The stately and dignified Dorothy Mackaill plays Clarissa Janeway, a New England heiress who is bored with high society. She decides to amuse herself by opening a lunch room (called the Red Hen) in the post road. We're meant to consider her a sympathetic character, as she's bored with the snobbish rituals of high society, but I disliked her straight off: if she's so bored, then why doesn't she use some of her family's wealth to operate a soup kitchen for paupers who can't afford a meal at all, rather than slinging hash for working-class people who can buy a meal elsewhere? Anyway, she sells ham and eggs at the Red Hen.

She soon has a steady customer, in the manly shape of handsome lorry-driver Jeffrey Pell (Jack Mulhall), whose van is called the White Streak. Now, open the window to let some air in here before I reveal the plot twist. SPOILERS COMING. Jeff Pell is the male equivalent of Clarissa: he's the bachelor scion of a high-society family, who is bored with his family's wealth and has decided to earn a living for himself as the driver of an express truck. (Again: if this rich guy is so bored, why isn't he doing charity work?) Through some contrived set-ups, we learn about Jeff's wealth and position but Clarissa does not.

From here on, it's strictly Plot-o-Matic: Clarissa and Jeff fall in love, each thinking the other one a mere prole, and neither one eager to dilute the family bloodlines by marrying beneath their proper station. Clarissa's father (Phillips Smalley, quite good) and her grandmother (Edythe Chapman, overacting pathetically) make it clear that she ain't marryin' no truck-driver. Jeff Pell, reluctant to bring a hash-house waitress into his family tree, tries to persuade Clarissa to take a job as a schoolteacher. This leads to some weak slapstick.

The single biggest problem with 'Man Crazy' is that there's no real conflict: we know that the lovers will eventually learn the truth, and all will end happily. But there are other problems too.
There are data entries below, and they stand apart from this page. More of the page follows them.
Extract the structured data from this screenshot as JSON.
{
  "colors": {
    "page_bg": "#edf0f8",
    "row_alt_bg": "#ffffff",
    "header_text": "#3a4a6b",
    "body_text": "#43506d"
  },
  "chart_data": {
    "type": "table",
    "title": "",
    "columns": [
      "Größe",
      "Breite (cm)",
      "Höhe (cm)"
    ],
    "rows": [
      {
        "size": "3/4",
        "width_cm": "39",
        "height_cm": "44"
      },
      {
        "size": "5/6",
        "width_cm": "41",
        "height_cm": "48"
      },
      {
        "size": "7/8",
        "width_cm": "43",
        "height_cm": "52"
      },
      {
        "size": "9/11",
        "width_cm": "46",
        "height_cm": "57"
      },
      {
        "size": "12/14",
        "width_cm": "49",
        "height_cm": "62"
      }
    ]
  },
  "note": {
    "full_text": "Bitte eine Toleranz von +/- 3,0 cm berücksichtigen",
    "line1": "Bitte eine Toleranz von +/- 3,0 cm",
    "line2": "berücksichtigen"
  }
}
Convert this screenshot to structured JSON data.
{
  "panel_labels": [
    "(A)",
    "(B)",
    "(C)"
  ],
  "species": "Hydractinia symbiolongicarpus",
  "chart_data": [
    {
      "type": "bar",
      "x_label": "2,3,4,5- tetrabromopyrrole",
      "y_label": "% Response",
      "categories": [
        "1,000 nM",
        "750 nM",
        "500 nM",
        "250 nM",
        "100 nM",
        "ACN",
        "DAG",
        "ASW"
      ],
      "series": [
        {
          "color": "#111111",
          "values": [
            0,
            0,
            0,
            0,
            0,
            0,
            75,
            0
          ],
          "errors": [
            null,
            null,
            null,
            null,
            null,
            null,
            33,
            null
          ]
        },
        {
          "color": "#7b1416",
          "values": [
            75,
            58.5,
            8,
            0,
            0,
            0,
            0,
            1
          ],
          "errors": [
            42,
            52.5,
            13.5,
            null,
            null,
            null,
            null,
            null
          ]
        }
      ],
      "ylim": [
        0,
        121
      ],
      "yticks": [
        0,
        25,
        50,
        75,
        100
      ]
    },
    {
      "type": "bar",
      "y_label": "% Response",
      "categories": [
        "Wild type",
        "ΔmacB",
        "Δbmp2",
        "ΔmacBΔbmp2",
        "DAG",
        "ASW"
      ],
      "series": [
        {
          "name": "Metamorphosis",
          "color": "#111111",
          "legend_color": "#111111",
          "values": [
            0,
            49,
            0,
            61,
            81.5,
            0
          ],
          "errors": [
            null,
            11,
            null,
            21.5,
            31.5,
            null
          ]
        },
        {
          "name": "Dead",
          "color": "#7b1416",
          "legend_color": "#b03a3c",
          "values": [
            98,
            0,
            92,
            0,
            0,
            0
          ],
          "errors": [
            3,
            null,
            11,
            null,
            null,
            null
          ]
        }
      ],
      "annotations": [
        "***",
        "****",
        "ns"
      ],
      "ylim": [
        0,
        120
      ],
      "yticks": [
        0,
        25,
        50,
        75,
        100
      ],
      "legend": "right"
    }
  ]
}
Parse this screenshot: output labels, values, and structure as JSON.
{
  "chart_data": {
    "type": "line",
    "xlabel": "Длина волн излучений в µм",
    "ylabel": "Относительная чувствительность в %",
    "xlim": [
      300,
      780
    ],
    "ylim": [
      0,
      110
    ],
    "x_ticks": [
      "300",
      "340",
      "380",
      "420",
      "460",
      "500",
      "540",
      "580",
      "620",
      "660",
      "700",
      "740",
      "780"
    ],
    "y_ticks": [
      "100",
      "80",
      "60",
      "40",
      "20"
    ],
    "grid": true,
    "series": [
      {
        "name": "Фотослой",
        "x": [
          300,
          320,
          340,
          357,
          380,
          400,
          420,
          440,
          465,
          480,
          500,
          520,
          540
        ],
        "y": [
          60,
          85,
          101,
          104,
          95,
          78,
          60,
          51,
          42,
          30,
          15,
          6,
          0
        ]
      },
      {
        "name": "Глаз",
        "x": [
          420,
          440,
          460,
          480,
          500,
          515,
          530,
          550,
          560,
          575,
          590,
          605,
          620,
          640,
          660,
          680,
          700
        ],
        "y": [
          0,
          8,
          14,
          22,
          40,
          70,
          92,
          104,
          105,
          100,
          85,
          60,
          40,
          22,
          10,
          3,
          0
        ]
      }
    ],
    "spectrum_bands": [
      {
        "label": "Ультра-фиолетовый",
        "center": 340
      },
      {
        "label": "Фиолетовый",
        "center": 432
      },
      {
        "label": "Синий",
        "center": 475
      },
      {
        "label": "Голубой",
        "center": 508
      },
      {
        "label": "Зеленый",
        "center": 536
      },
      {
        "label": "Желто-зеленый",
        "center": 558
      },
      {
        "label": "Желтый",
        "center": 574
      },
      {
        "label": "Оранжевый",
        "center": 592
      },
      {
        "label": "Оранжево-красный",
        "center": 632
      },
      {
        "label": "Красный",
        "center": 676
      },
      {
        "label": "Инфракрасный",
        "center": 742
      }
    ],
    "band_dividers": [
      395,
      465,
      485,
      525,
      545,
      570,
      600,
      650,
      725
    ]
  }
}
One of them is that there's nothing new here: this could just as easily have been the story about the prince and the princess who are disguised as a stable-boy and a shepherdess, falling in love whilst failing to recognise each other's true status. And I've intentionally chosen European examples (from nobility) as my example, because this points out another problem: the conflict in 'Man Crazy' is really more of a European plot line; not an American one, and especially not from the Jazz Age, when everything seemed possible. It really doesn't seem very plausible for mere social differences (or even financial ones) to stand in the way of two young Americans in 1927 who are genuinely in love.

I did enjoy an extended sequence in which Dorothy Mackaill wears riding clothes ... looking far sexier than I would have expected. SPOILERS COMING. Eventually some bootleggers try to hijack Jeff's truck while he's at the wheel ... but Clarissa (very implausibly) stops them.

Except for Edythe Chapman's histrionics, everything in 'Man Crazy' is done quite proficiently ... but the story is not especially original nor compelling, and it would have worked better as a Graustarkian romance in 19th-century Europe, with the bootleggers changed into bandits. Dorothy Mackaill's good looks belong in a much better film. I'll rate 'Man Crazy' just 7 out of 10.